Kapitel 1 - Nathan

134 7 7
                                    

Ich laufe mit meinem Vater durch die schmalen Gassen, in Richtung des Konzertsaals.
Die Luft riecht nach frischem Brot, nach Regen und nach Dreck. Die Sonne schenkt uns ein letztes Bisschen von ihrer Wärme bevor sie untergehen wird. Wie immer preisen Händler ihre Ware an und die Bettler sitzen in den Hauseingängen und betteln.
Wir wollen zu einem Geschäftsessen mit neuen Kollegen, die Silber und Rohstoffe aus Indien verkaufen.
Sie suchen Partner in Europa.
Ich bin gespannt. Aber meine Gedanken schweifen immer wieder ab, ich bin nicht bei der Sache und das hat einen Grund.

In dieser Ecke, war ich seit Ewigkeiten nicht mehr unterwegs gewesen und beim letzten Mal hatte ich hier jemanden gesehen, an den ich mich, zu meinem Ärger, noch gut erinnerte. 
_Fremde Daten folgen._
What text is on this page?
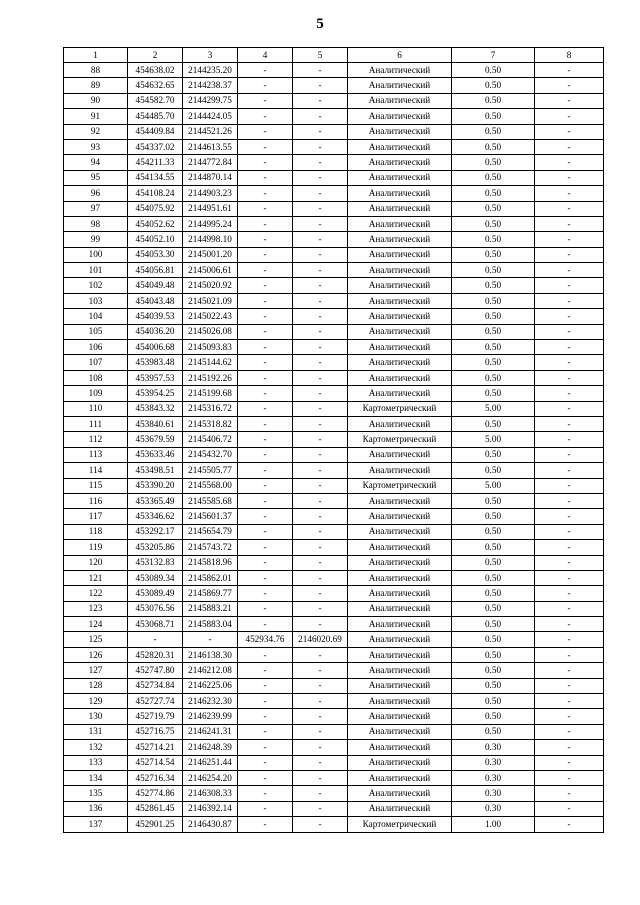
5
1	2	3	4	5	6	7	8
88	454638.02	2144235.20	-	-	Аналитический	0.50	-
89	454632.65	2144238.37	-	-	Аналитический	0.50	-
90	454582.70	2144299.75	-	-	Аналитический	0.50	-
91	454485.70	2144424.05	-	-	Аналитический	0.50	-
92	454409.84	2144521.26	-	-	Аналитический	0.50	-
93	454337.02	2144613.55	-	-	Аналитический	0.50	-
94	454211.33	2144772.84	-	-	Аналитический	0.50	-
95	454134.55	2144870.14	-	-	Аналитический	0.50	-
96	454108.24	2144903.23	-	-	Аналитический	0.50	-
97	454075.92	2144951.61	-	-	Аналитический	0.50	-
98	454052.62	2144995.24	-	-	Аналитический	0.50	-
99	454052.10	2144998.10	-	-	Аналитический	0.50	-
100	454053.30	2145001.20	-	-	Аналитический	0.50	-
101	454056.81	2145006.61	-	-	Аналитический	0.50	-
102	454049.48	2145020.92	-	-	Аналитический	0.50	-
103	454043.48	2145021.09	-	-	Аналитический	0.50	-
104	454039.53	2145022.43	-	-	Аналитический	0.50	-
105	454036.20	2145026.08	-	-	Аналитический	0.50	-
106	454006.68	2145093.83	-	-	Аналитический	0.50	-
107	453983.48	2145144.62	-	-	Аналитический	0.50	-
108	453957.53	2145192.26	-	-	Аналитический	0.50	-
109	453954.25	2145199.68	-	-	Аналитический	0.50	-
110	453843.32	2145316.72	-	-	Картометрический	5.00	-
111	453840.61	2145318.82	-	-	Аналитический	0.50	-
112	453679.59	2145406.72	-	-	Картометрический	5.00	-
113	453633.46	2145432.70	-	-	Аналитический	0.50	-
114	453498.51	2145505.77	-	-	Аналитический	0.50	-
115	453390.20	2145568.00	-	-	Картометрический	5.00	-
116	453365.49	2145585.68	-	-	Аналитический	0.50	-
117	453346.62	2145601.37	-	-	Аналитический	0.50	-
118	453292.17	2145654.79	-	-	Аналитический	0.50	-
119	453205.86	2145743.72	-	-	Аналитический	0.50	-
120	453132.83	2145818.96	-	-	Аналитический	0.50	-
121	453089.34	2145862.01	-	-	Аналитический	0.50	-
122	453089.49	2145869.77	-	-	Аналитический	0.50	-
123	453076.56	2145883.21	-	-	Аналитический	0.50	-
124	453068.71	2145883.04	-	-	Аналитический	0.50	-
125	-	-	452934.76	2146020.69	Аналитический	0.50	-
126	452820.31	2146138.30	-	-	Аналитический	0.50	-
127	452747.80	2146212.08	-	-	Аналитический	0.50	-
128	452734.84	2146225.06	-	-	Аналитический	0.50	-
129	452727.74	2146232.30	-	-	Аналитический	0.50	-
130	452719.79	2146239.99	-	-	Аналитический	0.50	-
131	452716.75	2146241.31	-	-	Аналитический	0.50	-
132	452714.21	2146248.39	-	-	Аналитический	0.30	-
133	452714.54	2146251.44	-	-	Аналитический	0.30	-
134	452716.34	2146254.20	-	-	Аналитический	0.30	-
135	452774.86	2146308.33	-	-	Аналитический	0.30	-
136	452861.45	2146392.14	-	-	Аналитический	0.30	-
137	452901.25	2146430.87	-	-	Картометрический	1.00	-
Ich erinnerte mich sogar sehr genau an sie, ich erinnerte mich an den Tag, an dem ich ihr begegnet war, als wäre es gestern gewesen.

Vor einigen Jahren...

Ich lief durch die Gassen, immer darauf bedacht im Schatten zu bleiben, ich wollte keine unnötige Aufmerksamkeit erregen.
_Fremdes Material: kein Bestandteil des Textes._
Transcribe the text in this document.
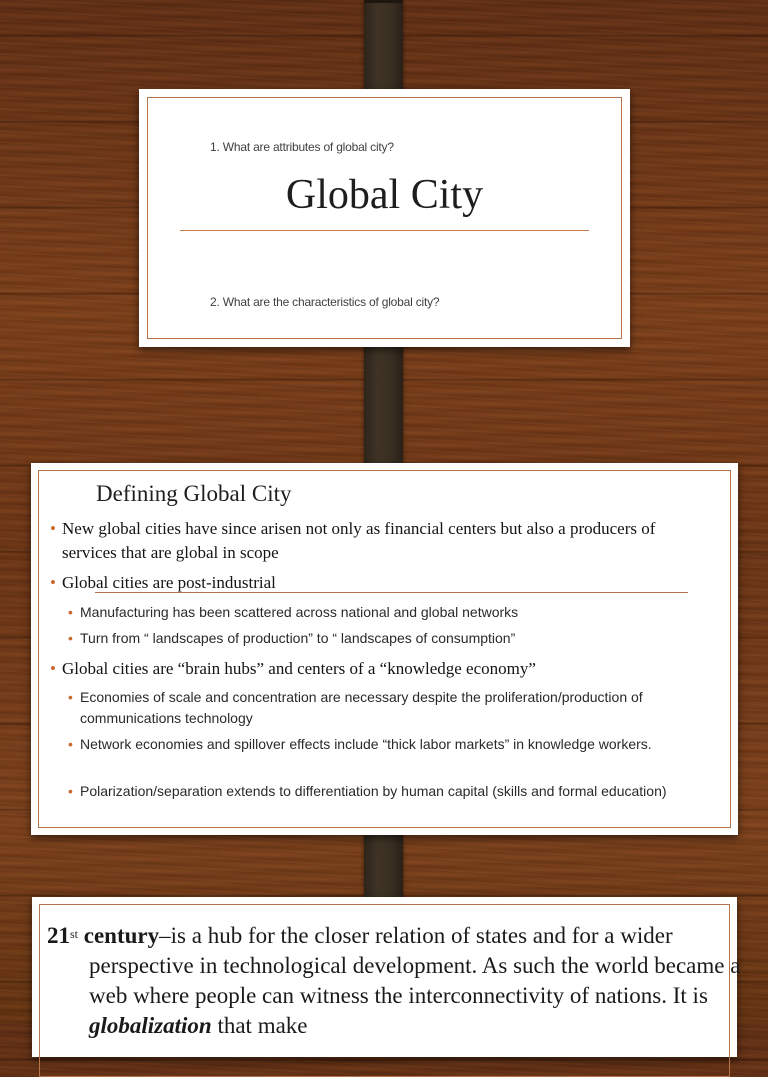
1. What are attributes of global city?
Global City
2. What are the characteristics of global city?
Defining Global City
• New global cities have since arisen not only as financial centers but also a producers of services that are global in scope
• Global cities are post-industrial
• Manufacturing has been scattered across national and global networks
• Turn from “ landscapes of production” to “ landscapes of consumption”
• Global cities are “brain hubs” and centers of a “knowledge economy”
• Economies of scale and concentration are necessary despite the proliferation/production of communications technology
• Network economies and spillover effects include “thick labor markets” in knowledge workers.
• Polarization/separation extends to differentiation by human capital (skills and formal education)
21st century–is a hub for the closer relation of states and for a wider perspective in technological development. As such the world became a web where people can witness the interconnectivity of nations. It is globalization that make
Mein Blick huschte über den Marktplatz und blieb an einer schmalen Gestalt hängen.
Ein junges Mädchen, von vielleicht zwölf Jahren, schlängelte sich durch die Menge und rannte lachend über den Marktplatz.
Wobei es hier und da fröhlich den Händlern zu winkte, die alle lachend zurück grüßten. Es schien als wäre sie hier wohl bekannt.
Überall wo sie vorbei rannte folgten ihr die Blicke und das war kein Wunder.
Das Mädchen hatte dickes glänzendes Haar, das ihr bis zu
den Schultern ging. Die Haare waren in einem zerzausten Zopf zusammengefasst und nicht, wie es sich gehörte, ordentlich geflochten und unter die Haube gesteckt.
Aber das war es nicht was Aufmerksamkeit erregte.
Nein, ihr Haar war rot! Leuchtend rot! Solch eine Haarfarbe hatte selbst ich nur selten gesehen und dann nie so glänzend.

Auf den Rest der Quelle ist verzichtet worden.